Les Destinées

Premier poème

 

Depuis le premier jour de la création,
Les pieds lourds et puissants de chaque Destinée
Pesaient sur chaque tête et sur toute action.

Chaque front se courbait et traçait sa journée,
Comme le front d’un bœuf creuse un sillon profond
Sans dépasser la pierre où sa ligne est bornée.

Ces froides déités liaient le joug de plomb
Sur le crâne et les yeux des hommes leurs esclaves,
Tous errants, sans étoile, en un désert sans fond ;

Levant avec effort leurs pieds chargés d’entraves,
Suivant le doigt d’airain dans le cercle fatal,
Le doigt des Volontés inflexibles et graves.

Tristes divinités du monde oriental,
Femmes au voile blanc, immuables statues,
Elles nous écrasaient de leur poids colossal.

Comme un vol de vautours sur le sol abattues,
Dans un ordre éternel, toujours en nombre égal
Aux têtes des mortels sur la terre épandues,

Elles avaient posé leur ongle sans pitié
Sur les cheveux dressés des races éperdues,
Traînant la femme en pleurs et l’homme humilié.

Un soir il arriva que l’antique planète
Secoua sa poussière. − Il se fit un grand cri :
« Le Sauveur est venu, voici le jeune athlète,

« Il a le front sanglant et le côté meurtri,
« Mais la Fatalité meurt au pied du Prophète,
« La Croix monte et s’étend sur nous comme un abri ! »

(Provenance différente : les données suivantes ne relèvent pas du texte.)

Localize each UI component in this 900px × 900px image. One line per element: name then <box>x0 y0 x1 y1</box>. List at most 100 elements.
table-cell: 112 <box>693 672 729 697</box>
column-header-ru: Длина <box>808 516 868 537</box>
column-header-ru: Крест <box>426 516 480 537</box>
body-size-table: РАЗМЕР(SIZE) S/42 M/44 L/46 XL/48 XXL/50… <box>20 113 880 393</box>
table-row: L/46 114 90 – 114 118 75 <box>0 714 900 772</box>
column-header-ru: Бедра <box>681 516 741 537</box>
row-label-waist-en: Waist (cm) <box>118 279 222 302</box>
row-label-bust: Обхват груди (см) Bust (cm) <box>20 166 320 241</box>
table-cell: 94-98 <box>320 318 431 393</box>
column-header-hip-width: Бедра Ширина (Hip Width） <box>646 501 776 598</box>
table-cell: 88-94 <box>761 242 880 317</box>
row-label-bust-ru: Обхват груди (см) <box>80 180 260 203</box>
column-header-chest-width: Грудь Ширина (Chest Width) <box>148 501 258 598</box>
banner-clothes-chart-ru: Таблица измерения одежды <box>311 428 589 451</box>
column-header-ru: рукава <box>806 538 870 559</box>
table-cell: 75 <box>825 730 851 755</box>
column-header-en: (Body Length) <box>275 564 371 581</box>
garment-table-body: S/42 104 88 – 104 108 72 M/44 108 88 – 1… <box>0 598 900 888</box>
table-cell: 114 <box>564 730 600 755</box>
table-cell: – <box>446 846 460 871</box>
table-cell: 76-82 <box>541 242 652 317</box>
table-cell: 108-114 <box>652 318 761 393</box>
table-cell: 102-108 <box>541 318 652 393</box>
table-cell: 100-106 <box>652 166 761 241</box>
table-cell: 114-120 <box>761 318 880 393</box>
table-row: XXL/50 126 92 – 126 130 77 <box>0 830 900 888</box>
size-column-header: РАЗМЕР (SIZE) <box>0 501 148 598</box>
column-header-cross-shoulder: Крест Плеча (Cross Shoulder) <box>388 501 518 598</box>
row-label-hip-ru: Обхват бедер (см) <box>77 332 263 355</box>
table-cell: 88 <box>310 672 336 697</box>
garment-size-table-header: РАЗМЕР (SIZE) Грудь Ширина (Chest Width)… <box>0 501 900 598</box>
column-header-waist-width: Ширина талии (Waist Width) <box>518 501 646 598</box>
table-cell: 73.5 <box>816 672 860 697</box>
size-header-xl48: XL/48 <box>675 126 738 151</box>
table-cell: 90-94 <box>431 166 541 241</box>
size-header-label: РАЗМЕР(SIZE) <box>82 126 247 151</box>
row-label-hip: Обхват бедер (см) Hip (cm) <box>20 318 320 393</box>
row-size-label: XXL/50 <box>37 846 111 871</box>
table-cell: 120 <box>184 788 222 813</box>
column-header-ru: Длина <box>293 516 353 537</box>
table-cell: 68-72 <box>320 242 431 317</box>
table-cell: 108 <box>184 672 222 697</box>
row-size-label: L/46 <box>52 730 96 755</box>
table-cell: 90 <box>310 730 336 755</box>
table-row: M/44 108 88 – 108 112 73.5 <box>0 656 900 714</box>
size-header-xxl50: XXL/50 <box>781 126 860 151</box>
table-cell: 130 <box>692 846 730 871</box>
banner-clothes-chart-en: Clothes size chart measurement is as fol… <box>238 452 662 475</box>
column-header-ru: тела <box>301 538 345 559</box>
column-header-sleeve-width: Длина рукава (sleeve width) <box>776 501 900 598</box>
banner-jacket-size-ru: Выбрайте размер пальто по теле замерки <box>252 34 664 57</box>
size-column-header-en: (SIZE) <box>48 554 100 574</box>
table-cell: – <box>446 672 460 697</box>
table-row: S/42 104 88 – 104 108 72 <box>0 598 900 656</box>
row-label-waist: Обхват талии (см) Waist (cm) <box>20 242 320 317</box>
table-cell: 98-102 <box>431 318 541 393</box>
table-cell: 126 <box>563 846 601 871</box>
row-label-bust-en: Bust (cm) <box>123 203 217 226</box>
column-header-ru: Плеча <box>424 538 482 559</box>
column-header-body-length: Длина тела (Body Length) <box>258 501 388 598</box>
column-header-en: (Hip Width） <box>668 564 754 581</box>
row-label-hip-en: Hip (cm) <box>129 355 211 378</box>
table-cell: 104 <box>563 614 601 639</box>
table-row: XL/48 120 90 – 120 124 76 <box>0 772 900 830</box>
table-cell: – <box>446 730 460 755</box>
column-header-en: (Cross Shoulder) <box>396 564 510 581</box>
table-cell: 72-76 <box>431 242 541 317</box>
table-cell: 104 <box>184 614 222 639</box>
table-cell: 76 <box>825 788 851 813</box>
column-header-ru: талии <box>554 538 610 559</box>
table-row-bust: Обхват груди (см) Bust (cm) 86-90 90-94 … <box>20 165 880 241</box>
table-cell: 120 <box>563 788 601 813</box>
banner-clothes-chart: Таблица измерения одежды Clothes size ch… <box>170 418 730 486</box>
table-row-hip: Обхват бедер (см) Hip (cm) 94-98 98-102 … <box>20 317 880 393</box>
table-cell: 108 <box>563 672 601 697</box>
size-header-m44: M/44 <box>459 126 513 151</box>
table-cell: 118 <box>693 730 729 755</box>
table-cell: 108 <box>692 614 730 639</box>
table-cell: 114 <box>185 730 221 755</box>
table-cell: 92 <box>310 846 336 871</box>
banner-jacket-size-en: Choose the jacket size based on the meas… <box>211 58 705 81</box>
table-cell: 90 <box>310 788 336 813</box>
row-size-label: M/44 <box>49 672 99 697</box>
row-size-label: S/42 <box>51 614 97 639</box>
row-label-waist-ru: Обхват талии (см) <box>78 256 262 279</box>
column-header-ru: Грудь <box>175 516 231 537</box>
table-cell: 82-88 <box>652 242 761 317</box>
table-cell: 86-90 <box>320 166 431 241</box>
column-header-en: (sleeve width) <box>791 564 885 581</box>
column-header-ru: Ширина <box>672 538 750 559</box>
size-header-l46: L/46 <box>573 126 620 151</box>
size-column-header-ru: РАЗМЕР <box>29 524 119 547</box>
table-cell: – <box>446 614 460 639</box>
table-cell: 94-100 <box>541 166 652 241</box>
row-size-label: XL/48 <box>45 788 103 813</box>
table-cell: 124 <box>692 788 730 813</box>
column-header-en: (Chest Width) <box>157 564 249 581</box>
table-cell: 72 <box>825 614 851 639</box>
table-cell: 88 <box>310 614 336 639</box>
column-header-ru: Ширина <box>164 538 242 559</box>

Avant l’heure où, jadis, ces choses arrivèrent,
Tout homme était courbé, le front pâle et flétri.
Quand ce cri fut jeté, tous ils se relevèrent.

Détachant les nœuds lourds du joug de plomb du Sort,
Toutes les Nations à la fois s’écrièrent :
« O Seigneur ! est-il vrai ? le Destin est-il mort ? »

 
Alfred de Vigny, Les Destinées, 1864.